There seems to be a growing appetite to cut the cost of public sector pensions. A year ago, it was basically off the cards — no party would have dared take the political risk. But the coalition are now slowly making the case. There is a strong chance of a levy being imposed, if the government holds its nerve.

The stats in the OBR report today, which for the first time breaks out the annual cost of public sector pensions until 2015, are genuinely concerning.

The payments shoot up at around 20 per cent a year, rising from £4bn in 2010/11 to £9.4bn in 2014/15. Even more worrying is the fact that this is only the early stages of the demographic trend pushing up costs. The jump will be  more pronounced beyond 2015.

Here’s what Nick Clegg had to say about it:

“Public sector workers deserve a decent income when they hit retirement; no one doubts that.
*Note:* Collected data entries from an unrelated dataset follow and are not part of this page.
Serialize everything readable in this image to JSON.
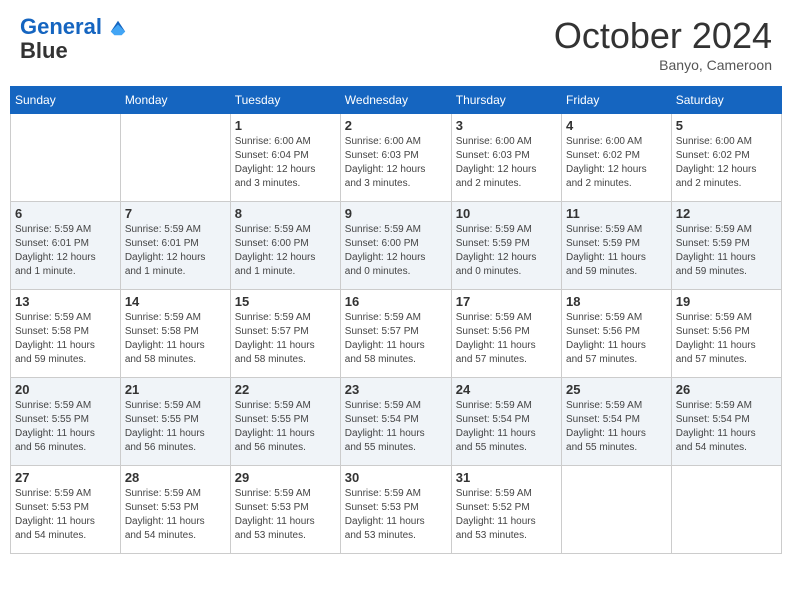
{
  "header": {
    "logo_line1": "General",
    "logo_line2": "Blue",
    "month": "October 2024",
    "location": "Banyo, Cameroon"
  },
  "weekdays": [
    "Sunday",
    "Monday",
    "Tuesday",
    "Wednesday",
    "Thursday",
    "Friday",
    "Saturday"
  ],
  "weeks": [
    [
      {
        "day": "",
        "info": ""
      },
      {
        "day": "",
        "info": ""
      },
      {
        "day": "1",
        "info": "Sunrise: 6:00 AM\nSunset: 6:04 PM\nDaylight: 12 hours\nand 3 minutes."
      },
      {
        "day": "2",
        "info": "Sunrise: 6:00 AM\nSunset: 6:03 PM\nDaylight: 12 hours\nand 3 minutes."
      },
      {
        "day": "3",
        "info": "Sunrise: 6:00 AM\nSunset: 6:03 PM\nDaylight: 12 hours\nand 2 minutes."
      },
      {
        "day": "4",
        "info": "Sunrise: 6:00 AM\nSunset: 6:02 PM\nDaylight: 12 hours\nand 2 minutes."
      },
      {
        "day": "5",
        "info": "Sunrise: 6:00 AM\nSunset: 6:02 PM\nDaylight: 12 hours\nand 2 minutes."
      }
    ],
    [
      {
        "day": "6",
        "info": "Sunrise: 5:59 AM\nSunset: 6:01 PM\nDaylight: 12 hours\nand 1 minute."
      },
      {
        "day": "7",
        "info": "Sunrise: 5:59 AM\nSunset: 6:01 PM\nDaylight: 12 hours\nand 1 minute."
      },
      {
        "day": "8",
        "info": "Sunrise: 5:59 AM\nSunset: 6:00 PM\nDaylight: 12 hours\nand 1 minute."
      },
      {
        "day": "9",
        "info": "Sunrise: 5:59 AM\nSunset: 6:00 PM\nDaylight: 12 hours\nand 0 minutes."
      },
      {
        "day": "10",
        "info": "Sunrise: 5:59 AM\nSunset: 5:59 PM\nDaylight: 12 hours\nand 0 minutes."
      },
      {
        "day": "11",
        "info": "Sunrise: 5:59 AM\nSunset: 5:59 PM\nDaylight: 11 hours\nand 59 minutes."
      },
      {
        "day": "12",
        "info": "Sunrise: 5:59 AM\nSunset: 5:59 PM\nDaylight: 11 hours\nand 59 minutes."
      }
    ],
    [
      {
        "day": "13",
        "info": "Sunrise: 5:59 AM\nSunset: 5:58 PM\nDaylight: 11 hours\nand 59 minutes."
      },
      {
        "day": "14",
        "info": "Sunrise: 5:59 AM\nSunset: 5:58 PM\nDaylight: 11 hours\nand 58 minutes."
      },
      {
        "day": "15",
        "info": "Sunrise: 5:59 AM\nSunset: 5:57 PM\nDaylight: 11 hours\nand 58 minutes."
      },
      {
        "day": "16",
        "info": "Sunrise: 5:59 AM\nSunset: 5:57 PM\nDaylight: 11 hours\nand 58 minutes."
      },
      {
        "day": "17",
        "info": "Sunrise: 5:59 AM\nSunset: 5:56 PM\nDaylight: 11 hours\nand 57 minutes."
      },
      {
        "day": "18",
        "info": "Sunrise: 5:59 AM\nSunset: 5:56 PM\nDaylight: 11 hours\nand 57 minutes."
      },
      {
        "day": "19",
        "info": "Sunrise: 5:59 AM\nSunset: 5:56 PM\nDaylight: 11 hours\nand 57 minutes."
      }
    ],
    [
      {
        "day": "20",
        "info": "Sunrise: 5:59 AM\nSunset: 5:55 PM\nDaylight: 11 hours\nand 56 minutes."
      },
      {
        "day": "21",
        "info": "Sunrise: 5:59 AM\nSunset: 5:55 PM\nDaylight: 11 hours\nand 56 minutes."
      },
      {
        "day": "22",
        "info": "Sunrise: 5:59 AM\nSunset: 5:55 PM\nDaylight: 11 hours\nand 56 minutes."
      },
      {
        "day": "23",
        "info": "Sunrise: 5:59 AM\nSunset: 5:54 PM\nDaylight: 11 hours\nand 55 minutes."
      },
      {
        "day": "24",
        "info": "Sunrise: 5:59 AM\nSunset: 5:54 PM\nDaylight: 11 hours\nand 55 minutes."
      },
      {
        "day": "25",
        "info": "Sunrise: 5:59 AM\nSunset: 5:54 PM\nDaylight: 11 hours\nand 55 minutes."
      },
      {
        "day": "26",
        "info": "Sunrise: 5:59 AM\nSunset: 5:54 PM\nDaylight: 11 hours\nand 54 minutes."
      }
    ],
    [
      {
        "day": "27",
        "info": "Sunrise: 5:59 AM\nSunset: 5:53 PM\nDaylight: 11 hours\nand 54 minutes."
      },
      {
        "day": "28",
        "info": "Sunrise: 5:59 AM\nSunset: 5:53 PM\nDaylight: 11 hours\nand 54 minutes."
      },
      {
        "day": "29",
        "info": "Sunrise: 5:59 AM\nSunset: 5:53 PM\nDaylight: 11 hours\nand 53 minutes."
      },
      {
        "day": "30",
        "info": "Sunrise: 5:59 AM\nSunset: 5:53 PM\nDaylight: 11 hours\nand 53 minutes."
      },
      {
        "day": "31",
        "info": "Sunrise: 5:59 AM\nSunset: 5:52 PM\nDaylight: 11 hours\nand 53 minutes."
      },
      {
        "day": "",
        "info": ""
      },
      {
        "day": "",
        "info": ""
      }
    ]
  ]
}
But the current situation is not fair. Private sector workers have already seen final salary schemes close, while returns from defined contribution schemes fall.

So can we really ask them to keep paying their taxes into unreformed gold-plated public sector pension pots? It’s not just unfair, it’s not affordable. As we face up to living within our means, we cannot ignore a spending area which will more than double within five years”

There aren’t many options available to the chancellor. To generate some long term savings, the final salary schemes could be closed and employees switched to a “notional” direct contribution scheme.

But that wouldn’t raise any serious money over the next 15 years. There are only two ways to do that: cut payments or increase contributions.

Cutting payments would withdraw accrued benefits, something that no sane politician would want to do.

So a hike in contributions is the obvious solution. Asking every public sector worker to pay an extra 2.5 per cent contribution would raise £3.2bn a year. It would effectively be a pay cut, dressed up as a means of making workers pay a fair amount for what remains a generous scheme. Ireland have done something similar already.

Personally, I’m looking forward to spending my wife’s gold-plated public sector pension. But I expect we’ll be paying a lot more for it, pretty soon.